PentA20.    Acts of the Apostles 2:1-11.  At “the time for Pentecost” “suddenly there came from the sky a noise like a strong driving wind.” “There appeared to them tongues as of fire, which parted and came to rest on each one of them. And they were all filled with Holy Spirit and began to speak in different tongues, as the Spirit enabled them to proclaim.” “Now there were devout Jews from every nation,” who spoke many different languages.  “They were astounded, and in amazement they asked,” “We hear them speaking in our own tongues of the mighty acts of God.”  One God yet three Persons: Father, Son and Holy Spirit.  How often have we heard of the Holy Spirit who is the One given to us for our daily sanctification by the Trinity?    Only saints are allowed in heaven; the Holy Spirit enables us to become saints, if we only cooperate with him daily.  Nothing is impossible for God.  The Holy Spirit accomplishes whatever he wishes since He is truly God but God will never force holiness upon us.    We ourselves must choose to die daily to our own self-centered tendencies so as to belong to the beneficent Will and Love of God.  The Spirit enabled the Apostles to speak miraculously.  If we belong to the Spirit, he will miraculously enable us to be holy, despite the devil, our own natural desires and the ways of the world around us.

John 20:19-23.   The first day of week after the crucifixion was Easter Sunday, the same day that John the Evangelist, the author of this Sunday’ gospel, marks as Pentecost, thus differing from the other three gospels writers.  Perhaps it is only that his recall of events was different, leaving our humanness as the reason for the discrepancy.  Nevertheless, John speaks of the locked doors and the fear of the apostles in contrast to the divine capacity of Jesus to pass through locked doors and to bring peace to the fear-filled disciples.  He shows the disciples his hands and his side that had been pierced as proof that he is the risen Jesus and not a ghost or an impostor.  Then Jesus commissions them to go as he had gone out to convert the people.  Next he immediately empowers the disciples by giving them the Holy Spirit so to enable them to accomplish the commission he has just given them.  He next gives them the power to open the gates of heaven through the forgiveness of sins or to keep the gates shut to those whose sins are retained.  Now the gates are opened by a life lived in Christ or retained locked by a life that shuts out Christ.  The power that Jesus had exercised to open locked doors or to keep them shut is given to the disciples and their successors.  The Holy Spirit works through the Church, the followers of Christ, to enable us through the centuries to become holy and so to enter into heaven.

1 Corinthians 12:3b-7, 12-13.  “Brothers and sisters: No one can say, ‘Jesus is Lord,’ except by the Holy Spirit.” (Please also read Matthew 16:15-16)  In other words, God enables us to declare the truth.  I personally believe that God and only God is the source of ALL goodness.  Even when a person is agnostic or hates God, if they do any good that is truly good, God is the root source of that goodness that they have just done without them knowing that it was God who enabled them to do good.

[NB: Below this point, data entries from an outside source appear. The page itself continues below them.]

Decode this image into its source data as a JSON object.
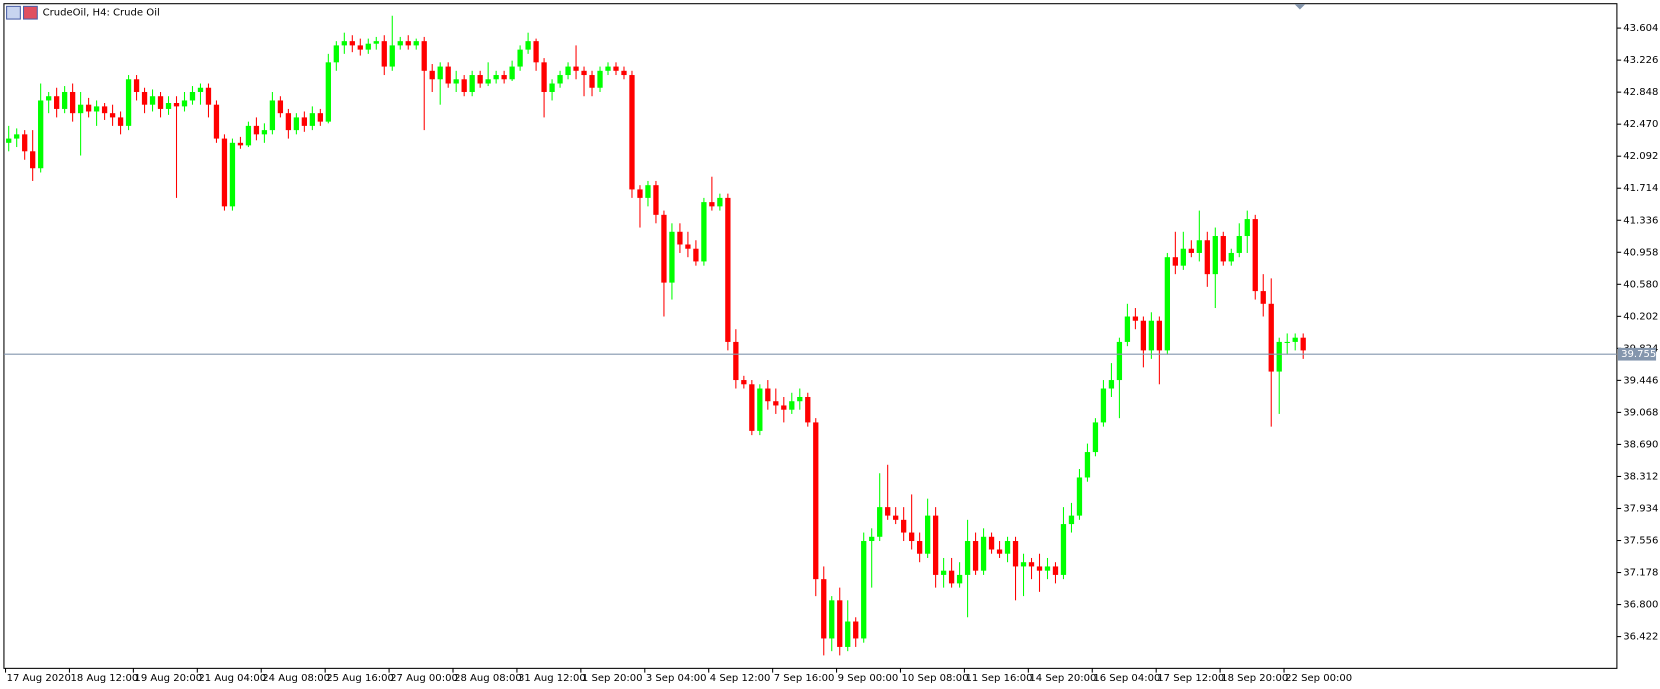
{
  "chart_data": {
    "type": "candlestick",
    "title": "CrudeOil, H4:  Crude Oil",
    "up_color": "#00ff00",
    "down_color": "#ff0000",
    "ylim": [
      36.047,
      43.892
    ],
    "yticks": [
      43.604,
      43.226,
      42.848,
      {
        "value": 42.47,
        "label": "42.470"
      },
      42.092,
      41.714,
      41.336,
      40.958,
      {
        "value": 40.58,
        "label": "40.580"
      },
      40.202,
      39.824,
      39.446,
      39.068,
      {
        "value": 38.69,
        "label": "38.690"
      },
      38.312,
      37.934,
      37.556,
      37.178,
      {
        "value": 36.8,
        "label": "36.800"
      },
      36.422
    ],
    "current_price": {
      "value": 39.755,
      "label": "39.755"
    },
    "price_line_color": "#8496ad",
    "categories": [
      "17 Aug 2020",
      null,
      null,
      null,
      null,
      null,
      null,
      null,
      "18 Aug 12:00",
      null,
      null,
      null,
      null,
      null,
      null,
      null,
      "19 Aug 20:00",
      null,
      null,
      null,
      null,
      null,
      null,
      null,
      "21 Aug 04:00",
      null,
      null,
      null,
      null,
      null,
      null,
      null,
      "24 Aug 08:00",
      null,
      null,
      null,
      null,
      null,
      null,
      null,
      "25 Aug 16:00",
      null,
      null,
      null,
      null,
      null,
      null,
      null,
      "27 Aug 00:00",
      null,
      null,
      null,
      null,
      null,
      null,
      null,
      "28 Aug 08:00",
      null,
      null,
      null,
      null,
      null,
      null,
      null,
      "31 Aug 12:00",
      null,
      null,
      null,
      null,
      null,
      null,
      null,
      "1 Sep 20:00",
      null,
      null,
      null,
      null,
      null,
      null,
      null,
      "3 Sep 04:00",
      null,
      null,
      null,
      null,
      null,
      null,
      null,
      "4 Sep 12:00",
      null,
      null,
      null,
      null,
      null,
      null,
      null,
      "7 Sep 16:00",
      null,
      null,
      null,
      null,
      null,
      null,
      null,
      "9 Sep 00:00",
      null,
      null,
      null,
      null,
      null,
      null,
      null,
      "10 Sep 08:00",
      null,
      null,
      null,
      null,
      null,
      null,
      null,
      "11 Sep 16:00",
      null,
      null,
      null,
      null,
      null,
      null,
      null,
      "14 Sep 20:00",
      null,
      null,
      null,
      null,
      null,
      null,
      null,
      "16 Sep 04:00",
      null,
      null,
      null,
      null,
      null,
      null,
      null,
      "17 Sep 12:00",
      null,
      null,
      null,
      null,
      null,
      null,
      null,
      "18 Sep 20:00",
      null,
      null,
      null,
      null,
      null,
      null,
      null,
      "22 Sep 00:00",
      null,
      null
    ],
    "ohlc": [
      [
        42.25,
        42.45,
        42.15,
        42.3
      ],
      [
        42.3,
        42.42,
        42.2,
        42.35
      ],
      [
        42.35,
        42.4,
        42.05,
        42.15
      ],
      [
        42.15,
        42.4,
        41.8,
        41.95
      ],
      [
        41.95,
        42.95,
        41.9,
        42.75
      ],
      [
        42.75,
        42.85,
        42.6,
        42.8
      ],
      [
        42.8,
        42.9,
        42.55,
        42.65
      ],
      [
        42.65,
        42.92,
        42.6,
        42.85
      ],
      [
        42.85,
        42.95,
        42.5,
        42.6
      ],
      [
        42.6,
        42.85,
        42.1,
        42.7
      ],
      [
        42.7,
        42.78,
        42.55,
        42.62
      ],
      [
        42.62,
        42.75,
        42.45,
        42.68
      ],
      [
        42.68,
        42.72,
        42.52,
        42.6
      ],
      [
        42.6,
        42.7,
        42.45,
        42.55
      ],
      [
        42.55,
        42.62,
        42.35,
        42.45
      ],
      [
        42.45,
        43.05,
        42.4,
        43.0
      ],
      [
        43.0,
        43.05,
        42.75,
        42.85
      ],
      [
        42.85,
        42.9,
        42.6,
        42.7
      ],
      [
        42.7,
        42.88,
        42.62,
        42.8
      ],
      [
        42.8,
        42.85,
        42.55,
        42.65
      ],
      [
        42.65,
        42.8,
        42.58,
        42.72
      ],
      [
        42.72,
        42.8,
        41.6,
        42.68
      ],
      [
        42.68,
        42.85,
        42.62,
        42.75
      ],
      [
        42.75,
        42.92,
        42.7,
        42.85
      ],
      [
        42.85,
        42.95,
        42.7,
        42.9
      ],
      [
        42.9,
        42.95,
        42.55,
        42.7
      ],
      [
        42.7,
        42.75,
        42.25,
        42.3
      ],
      [
        42.3,
        42.35,
        41.45,
        41.5
      ],
      [
        41.5,
        42.3,
        41.45,
        42.25
      ],
      [
        42.25,
        42.32,
        42.18,
        42.22
      ],
      [
        42.22,
        42.5,
        42.2,
        42.45
      ],
      [
        42.45,
        42.55,
        42.28,
        42.35
      ],
      [
        42.35,
        42.48,
        42.25,
        42.4
      ],
      [
        42.4,
        42.85,
        42.35,
        42.75
      ],
      [
        42.75,
        42.8,
        42.55,
        42.6
      ],
      [
        42.6,
        42.65,
        42.3,
        42.4
      ],
      [
        42.4,
        42.6,
        42.35,
        42.55
      ],
      [
        42.55,
        42.62,
        42.38,
        42.45
      ],
      [
        42.45,
        42.68,
        42.4,
        42.6
      ],
      [
        42.6,
        42.65,
        42.45,
        42.5
      ],
      [
        42.5,
        43.3,
        42.48,
        43.2
      ],
      [
        43.2,
        43.45,
        43.1,
        43.4
      ],
      [
        43.4,
        43.55,
        43.3,
        43.45
      ],
      [
        43.45,
        43.52,
        43.32,
        43.4
      ],
      [
        43.4,
        43.48,
        43.28,
        43.35
      ],
      [
        43.35,
        43.48,
        43.3,
        43.42
      ],
      [
        43.42,
        43.5,
        43.35,
        43.45
      ],
      [
        43.45,
        43.52,
        43.05,
        43.15
      ],
      [
        43.15,
        43.75,
        43.1,
        43.4
      ],
      [
        43.4,
        43.5,
        43.35,
        43.45
      ],
      [
        43.45,
        43.52,
        43.35,
        43.4
      ],
      [
        43.4,
        43.48,
        43.35,
        43.45
      ],
      [
        43.45,
        43.5,
        42.4,
        43.1
      ],
      [
        43.1,
        43.18,
        42.85,
        43.0
      ],
      [
        43.0,
        43.2,
        42.7,
        43.15
      ],
      [
        43.15,
        43.2,
        42.9,
        42.95
      ],
      [
        42.95,
        43.1,
        42.85,
        43.0
      ],
      [
        43.0,
        43.05,
        42.8,
        42.85
      ],
      [
        42.85,
        43.1,
        42.8,
        43.05
      ],
      [
        43.05,
        43.1,
        42.9,
        42.95
      ],
      [
        42.95,
        43.2,
        42.92,
        43.0
      ],
      [
        43.0,
        43.1,
        42.95,
        43.05
      ],
      [
        43.05,
        43.1,
        42.95,
        43.0
      ],
      [
        43.0,
        43.22,
        42.98,
        43.15
      ],
      [
        43.15,
        43.4,
        43.1,
        43.35
      ],
      [
        43.35,
        43.55,
        43.3,
        43.45
      ],
      [
        43.45,
        43.48,
        43.1,
        43.2
      ],
      [
        43.2,
        43.25,
        42.55,
        42.85
      ],
      [
        42.85,
        43.0,
        42.75,
        42.95
      ],
      [
        42.95,
        43.1,
        42.9,
        43.05
      ],
      [
        43.05,
        43.2,
        43.0,
        43.15
      ],
      [
        43.15,
        43.4,
        43.0,
        43.1
      ],
      [
        43.1,
        43.15,
        42.8,
        43.05
      ],
      [
        43.05,
        43.1,
        42.8,
        42.9
      ],
      [
        42.9,
        43.15,
        42.85,
        43.1
      ],
      [
        43.1,
        43.2,
        43.05,
        43.15
      ],
      [
        43.15,
        43.2,
        43.05,
        43.1
      ],
      [
        43.1,
        43.15,
        43.0,
        43.05
      ],
      [
        43.05,
        43.1,
        41.6,
        41.7
      ],
      [
        41.7,
        41.75,
        41.25,
        41.6
      ],
      [
        41.6,
        41.8,
        41.5,
        41.75
      ],
      [
        41.75,
        41.8,
        41.3,
        41.4
      ],
      [
        41.4,
        41.45,
        40.2,
        40.6
      ],
      [
        40.6,
        41.3,
        40.4,
        41.2
      ],
      [
        41.2,
        41.3,
        40.95,
        41.05
      ],
      [
        41.05,
        41.2,
        40.9,
        41.0
      ],
      [
        41.0,
        41.1,
        40.8,
        40.85
      ],
      [
        40.85,
        41.6,
        40.8,
        41.55
      ],
      [
        41.55,
        41.85,
        41.45,
        41.5
      ],
      [
        41.5,
        41.65,
        41.45,
        41.6
      ],
      [
        41.6,
        41.65,
        39.8,
        39.9
      ],
      [
        39.9,
        40.05,
        39.35,
        39.45
      ],
      [
        39.45,
        39.5,
        39.35,
        39.4
      ],
      [
        39.4,
        39.45,
        38.8,
        38.85
      ],
      [
        38.85,
        39.4,
        38.8,
        39.35
      ],
      [
        39.35,
        39.45,
        39.1,
        39.2
      ],
      [
        39.2,
        39.35,
        39.05,
        39.15
      ],
      [
        39.15,
        39.25,
        38.95,
        39.1
      ],
      [
        39.1,
        39.3,
        39.05,
        39.2
      ],
      [
        39.2,
        39.35,
        39.1,
        39.25
      ],
      [
        39.25,
        39.3,
        38.9,
        38.95
      ],
      [
        38.95,
        39.0,
        36.9,
        37.1
      ],
      [
        37.1,
        37.25,
        36.2,
        36.4
      ],
      [
        36.4,
        36.9,
        36.25,
        36.85
      ],
      [
        36.85,
        37.0,
        36.2,
        36.3
      ],
      [
        36.3,
        36.85,
        36.25,
        36.6
      ],
      [
        36.6,
        36.65,
        36.3,
        36.4
      ],
      [
        36.4,
        37.65,
        36.35,
        37.55
      ],
      [
        37.55,
        37.7,
        37.0,
        37.6
      ],
      [
        37.6,
        38.35,
        37.55,
        37.95
      ],
      [
        37.95,
        38.45,
        37.8,
        37.85
      ],
      [
        37.85,
        37.95,
        37.75,
        37.8
      ],
      [
        37.8,
        37.95,
        37.55,
        37.65
      ],
      [
        37.65,
        38.1,
        37.45,
        37.55
      ],
      [
        37.55,
        37.65,
        37.3,
        37.4
      ],
      [
        37.4,
        38.05,
        37.35,
        37.85
      ],
      [
        37.85,
        37.95,
        37.0,
        37.15
      ],
      [
        37.15,
        37.35,
        37.0,
        37.2
      ],
      [
        37.2,
        37.35,
        37.0,
        37.05
      ],
      [
        37.05,
        37.3,
        37.0,
        37.15
      ],
      [
        37.15,
        37.8,
        36.65,
        37.55
      ],
      [
        37.55,
        37.65,
        37.15,
        37.2
      ],
      [
        37.2,
        37.7,
        37.15,
        37.6
      ],
      [
        37.6,
        37.65,
        37.4,
        37.45
      ],
      [
        37.45,
        37.55,
        37.35,
        37.4
      ],
      [
        37.4,
        37.6,
        37.3,
        37.55
      ],
      [
        37.55,
        37.6,
        36.85,
        37.25
      ],
      [
        37.25,
        37.4,
        36.9,
        37.3
      ],
      [
        37.3,
        37.35,
        37.1,
        37.25
      ],
      [
        37.25,
        37.4,
        36.95,
        37.2
      ],
      [
        37.2,
        37.35,
        37.1,
        37.25
      ],
      [
        37.25,
        37.3,
        37.05,
        37.15
      ],
      [
        37.15,
        37.95,
        37.1,
        37.75
      ],
      [
        37.75,
        38.0,
        37.65,
        37.85
      ],
      [
        37.85,
        38.4,
        37.8,
        38.3
      ],
      [
        38.3,
        38.7,
        38.25,
        38.6
      ],
      [
        38.6,
        39.0,
        38.55,
        38.95
      ],
      [
        38.95,
        39.45,
        38.9,
        39.35
      ],
      [
        39.35,
        39.65,
        39.25,
        39.45
      ],
      [
        39.45,
        39.95,
        39.0,
        39.9
      ],
      [
        39.9,
        40.35,
        39.85,
        40.2
      ],
      [
        40.2,
        40.3,
        40.05,
        40.15
      ],
      [
        40.15,
        40.2,
        39.6,
        39.8
      ],
      [
        39.8,
        40.25,
        39.7,
        40.15
      ],
      [
        40.15,
        40.2,
        39.4,
        39.8
      ],
      [
        39.8,
        40.95,
        39.75,
        40.9
      ],
      [
        40.9,
        41.2,
        40.7,
        40.8
      ],
      [
        40.8,
        41.2,
        40.75,
        41.0
      ],
      [
        41.0,
        41.1,
        40.9,
        40.95
      ],
      [
        40.95,
        41.45,
        40.85,
        41.1
      ],
      [
        41.1,
        41.2,
        40.55,
        40.7
      ],
      [
        40.7,
        41.25,
        40.3,
        41.15
      ],
      [
        41.15,
        41.2,
        40.8,
        40.85
      ],
      [
        40.85,
        41.0,
        40.8,
        40.95
      ],
      [
        40.95,
        41.3,
        40.9,
        41.15
      ],
      [
        41.15,
        41.45,
        40.95,
        41.35
      ],
      [
        41.35,
        41.4,
        40.4,
        40.5
      ],
      [
        40.5,
        40.7,
        40.2,
        40.35
      ],
      [
        40.35,
        40.65,
        38.9,
        39.55
      ],
      [
        39.55,
        39.95,
        39.05,
        39.9
      ],
      [
        39.9,
        40.0,
        39.75,
        39.9
      ],
      [
        39.9,
        40.0,
        39.8,
        39.95
      ],
      [
        39.95,
        40.0,
        39.7,
        39.8
      ]
    ]
  }
}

There can be no goodness in this universe unless that good work has God as the one who empowered it to be.  “There are different workings but the same God who produces all of them in everyone.  To each individual the manifestation of the Spirit is given for some benefit.”  When we live in union with the Holy Spirit, the Spirit often uses us as his visible instrument in this world to do his work.  If what we do is good, the radical or root source of that goodness is the Spirit who is working through us.  “We were all given to drink of one Spirit.”   The Spirit pours himself into us, the vessels who choose to be open to him, so that the life and gifts we have are from him to build the Church.  In as much as we have chosen to be the instruments of the Spirit without whom we could do nothing good, we deserve a small portion of the credit.  However, by far the credit belongs to the Spirit.